Genelec congratulates the recipient of the second Dr. Ilpo Martikainen Audio Visionary Scholarship – a grant that was established in 2018 in honor of Genelec’s late founder Dr. Ilpo Martikainen. Braden Carei, a graduate student at Nashville, Tennessee’s Belmont University, has been announced as the recipient for the 2020-2021 school year.
Dr. Ilpo Martikainen Audio Visionary Scholarship is awarded annually to U.S. graduate students in the field of audio engineering who are members of the Audio Engineering Society (AES). The scholarship, in the amount of $5000, is being offered in association with the Audio Engineering Society Educational Foundation to students who have a passion of advancing audio through innovation and technology development.
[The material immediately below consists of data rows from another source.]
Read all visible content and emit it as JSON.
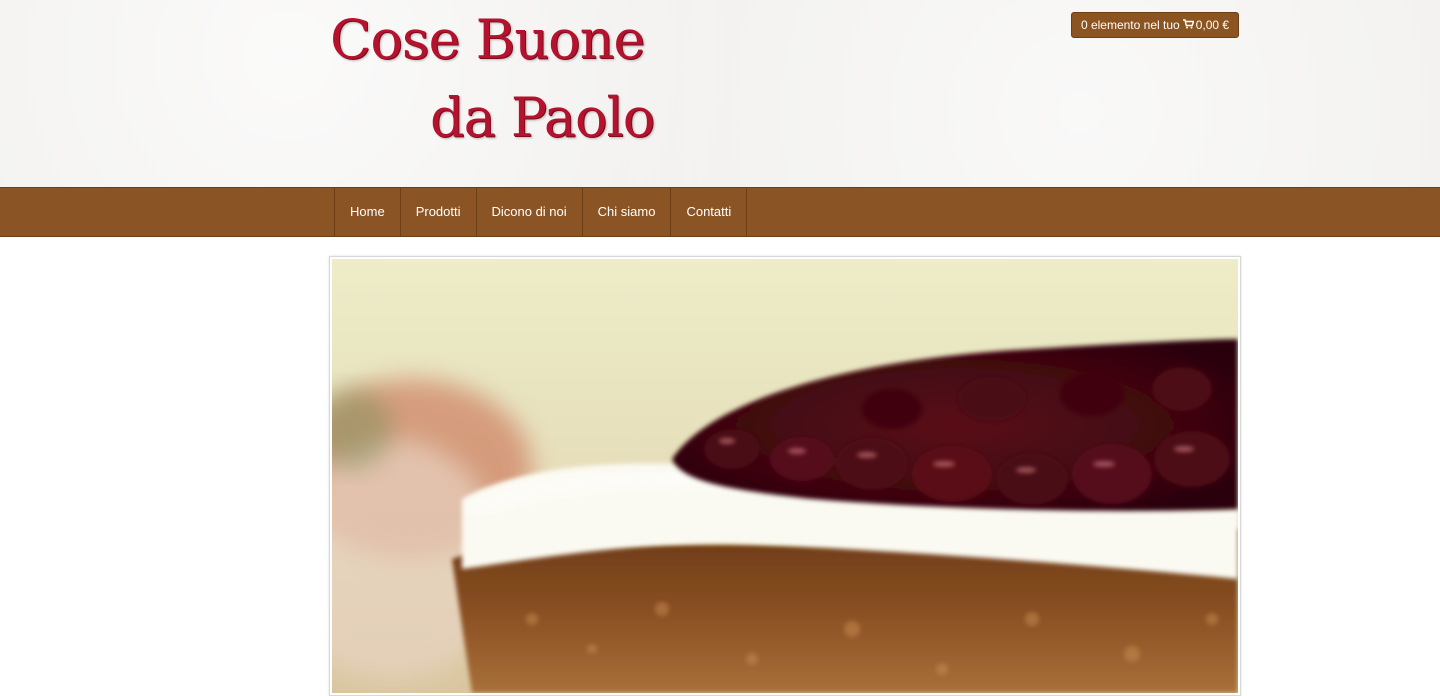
{
  "header": {
    "logo": {
      "line1": "Cose Buone",
      "line2": "da Paolo"
    },
    "cart": {
      "text": "0 elemento nel tuo",
      "icon": "shopping-cart-icon",
      "amount": "0,00 €"
    }
  },
  "nav": {
    "items": [
      {
        "label": "Home"
      },
      {
        "label": "Prodotti"
      },
      {
        "label": "Dicono di noi"
      },
      {
        "label": "Chi siamo"
      },
      {
        "label": "Contatti"
      }
    ]
  },
  "hero": {
    "subject": "cake with cherry jam and powdered sugar"
  },
  "colors": {
    "brand_brown": "#8b5424",
    "logo_red": "#b5122e",
    "header_bg": "#f1f0ee"
  }
}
“I’m so thankful to receive the Ilpo Martikainen Audio Visionary Scholarship from Genelec,” stated Braden Carei. “To receive a scholarship that is in memory of such an influential pioneer in audio technology is an honor that many people would dream of. For this upcoming year, this scholarship will give me the opportunity to focus on my final year of education in the field of audio, which will prepare me for my entrance into the professional audio world, where hopefully I can live up to the name of the scholarship and help to advance the field of audio, just as Ilpo Martikainen did with his time in the field.”
Braden is in his second year of Belmont’s Masters of Audio Engineering program. As an undergrad at Belmont, where he studied both audio engineering and computer science, Braden worked closely under the direction of advisor Dr. Eric Tarr, and a key project was the development of a cochlear implant and hearing-aid simulator that runs in real time in a digital audio workstation.
The project was later reconstructed as an iOS application, and Braden and Eric presented this project at IHCON and the Midwest Conference on Cochlear Implants. Braden also worked with Dr. Scott Hawley to run an audio classification neural network on the web, and the website was then able to classify audio samples based on previous training. In his first year of graduate research, Eric ran a study to find whether or not germanium transistors have a perceptual sonic difference when compared to a silicon transistor.
He noted:“Utilizing guitar pedals with these transistors, it was found that the there was a perceptual difference at low distortion levels and that there was no preference difference between the tones of the circuits.” Outside of Belmont, Braden has worked as part of the team at a high-profile audio electronics repair shop, working on projects sent in from prominent Nashville studios. “This opportunity helped me to understand signal flow through devices on a much deeper level,” he noted.
Most recently, Braden was given the opportunity to work alongside Dr. Tarr on a project funded by video game developer Epic Games (a Genelec customer, coincidentally), developing tutorials for the Unreal Engine gaming architecture protocol. The tutorials will focus on video game audio and audio processing within the engine.
As far as future plans, he is aiming toward the position of Audio Digital Signal Processing Engineer. “My degrees in both computer science and audio engineering will help me in this field. I would like to help an organization make sure that the most recent deployments of software are running as efficiently as possible.”
Lisa Kaufmann, Genelec Inc. Managing Director, stated “I know that Ilpo would be very impressed with Braden as a young audio professional, especially his quest for knowledge, the value he places in audio innovation, and his overall enthusiasm. Ilpo would be proud to see Braden receive a scholarship in his name. We at Genelec look forward to Braden’s future successes!”
Dr. Martikainen was involved for many years in the Audio Engineering Society, including being presented with the AES Fellowship Award for significant contributions in the field of loudspeaker development in 1993, and in 2015 delivering the Richard C. Heyser Memorial Lecture at the 138th AES International Convention in Warsaw, Poland. Ilpo chose a topic near and dear to his heart, with the presentation titled “Monitoring Loudspeakers: Can They Be Truthful Quality Control Tools?,” examining the past, present and future role of the professional monitoring system. He created several articles related to loudspeaker design, some of them published in the early 1980’s appearing in AES publications. He was also the inventor of several granted and pending patents, and was involved in numerous speaker designs, while also continuing to work on new transducer technologies.